Perkom Nomor 1 Tahun 2026 yang dimaksud merujuk pada Pasal 14 Peraturan KPK Nomor 1 Tahun 2026 tentang Pelaporan Gratifikasi. Aturan itu menyebutkan KPK dapat tidak menindaklanjuti laporan gratifikasi apabila diduga berkaitan dengan tindak pidana.

Sebelumnya, KPK menggelar operasi tangkap tangan (OTT) di Kabupaten Kuantan Singingi dan Jakarta pada Senin, 29 Juni 2026, dengan mengamankan 10 orang. Operasi tersebut menjadi OTT ke-14 yang dilakukan KPK sepanjang 2026.

Kemudian pada Selasa, 30 Juni 2026, Bupati Kuansing Suhardiman Amby bersama Sekretaris Daerah Kuansing Zulkarnain menyerahkan diri kepada KPK.

Selanjutnya, pada Rabu, 1 Juli 2026, KPK menetapkan Suhardiman Amby, Zulkarnain, dan Direktur Utama PT Mitra Ideal Consultant Ardiles sebagai tersangka dalam kasus dugaan suap terkait praktik jual beli jabatan di lingkungan Pemerintah Kabupaten Kuantan Singingi selama periode 2021–2026.

Selain dugaan suap, KPK juga menduga Suhardiman menerima gratifikasi yang berkaitan dengan pengurusan pelepasan kawasan hutan produksi terbatas.

Baca juga: KPK Rampungkan Analisis Laporan Amplop dari Bupati Kuansing ke Menhut Raja Juli

Setelah namanya dikaitkan dalam perkara tersebut, Menteri Kehutanan Raja Juli Antoni memberikan penjelasan pada Jumat, 3 Juli 2026. Ia mengatakan bahwa saat menerima audiensi Suhardiman pada Selasa, 2 Juni 2026, kepala daerah itu meninggalkan sebuah amplop yang berada di dalam map tertutup.

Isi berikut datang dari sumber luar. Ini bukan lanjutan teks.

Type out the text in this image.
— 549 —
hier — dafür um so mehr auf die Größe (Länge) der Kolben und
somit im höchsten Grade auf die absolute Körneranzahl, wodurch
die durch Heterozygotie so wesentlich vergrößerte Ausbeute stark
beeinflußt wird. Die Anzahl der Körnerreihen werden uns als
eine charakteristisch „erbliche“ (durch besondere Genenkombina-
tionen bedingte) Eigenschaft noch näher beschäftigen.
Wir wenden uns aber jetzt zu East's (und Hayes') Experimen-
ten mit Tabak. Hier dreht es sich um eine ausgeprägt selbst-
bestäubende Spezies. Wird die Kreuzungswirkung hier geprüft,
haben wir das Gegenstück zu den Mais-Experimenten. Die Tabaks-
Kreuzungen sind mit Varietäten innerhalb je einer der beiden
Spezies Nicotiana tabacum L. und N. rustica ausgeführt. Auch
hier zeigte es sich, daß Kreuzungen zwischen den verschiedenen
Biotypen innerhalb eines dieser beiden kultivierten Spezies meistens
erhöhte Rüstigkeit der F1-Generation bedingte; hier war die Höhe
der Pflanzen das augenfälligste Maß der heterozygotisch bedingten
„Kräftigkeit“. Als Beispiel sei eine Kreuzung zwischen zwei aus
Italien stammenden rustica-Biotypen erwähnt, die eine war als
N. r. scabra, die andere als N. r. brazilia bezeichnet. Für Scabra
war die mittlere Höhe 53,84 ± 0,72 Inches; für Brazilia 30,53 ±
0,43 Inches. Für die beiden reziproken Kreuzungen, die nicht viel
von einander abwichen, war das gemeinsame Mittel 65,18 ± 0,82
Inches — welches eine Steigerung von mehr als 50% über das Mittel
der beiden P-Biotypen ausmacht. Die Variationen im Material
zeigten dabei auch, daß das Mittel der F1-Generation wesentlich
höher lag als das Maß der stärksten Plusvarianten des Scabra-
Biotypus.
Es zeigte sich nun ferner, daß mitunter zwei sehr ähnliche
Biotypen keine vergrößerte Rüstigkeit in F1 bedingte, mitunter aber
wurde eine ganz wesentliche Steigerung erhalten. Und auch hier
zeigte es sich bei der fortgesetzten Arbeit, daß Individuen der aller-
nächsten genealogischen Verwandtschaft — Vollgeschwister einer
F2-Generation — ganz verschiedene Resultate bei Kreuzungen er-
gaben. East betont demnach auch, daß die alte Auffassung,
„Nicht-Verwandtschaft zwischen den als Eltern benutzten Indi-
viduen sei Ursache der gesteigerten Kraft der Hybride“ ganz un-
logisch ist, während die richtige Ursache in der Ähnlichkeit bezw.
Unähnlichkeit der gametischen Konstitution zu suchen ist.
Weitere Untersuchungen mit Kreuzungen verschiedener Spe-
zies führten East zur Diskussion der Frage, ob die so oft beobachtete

Menurut Raja Juli, ia baru mengetahui adanya amplop tersebut setelah Suhardiman meninggalkan ruangan. Ia kemudian memerintahkan ajudannya untuk mengembalikan amplop itu tanpa mengetahui isi di dalamnya.

Raja Juli menjelaskan, amplop tersebut baru dikembalikan pada Jumat, 12 Juni 2026, setelah sempat tertunda akibat kendala jadwal. Pengembalian dilakukan melalui ajudannya kepada Suhardiman di Kabupaten Kuantan Singingi.

Pada Jumat, 3 Juli 2026, Raja Juli juga melaporkan penolakan gratifikasi tersebut kepada KPK.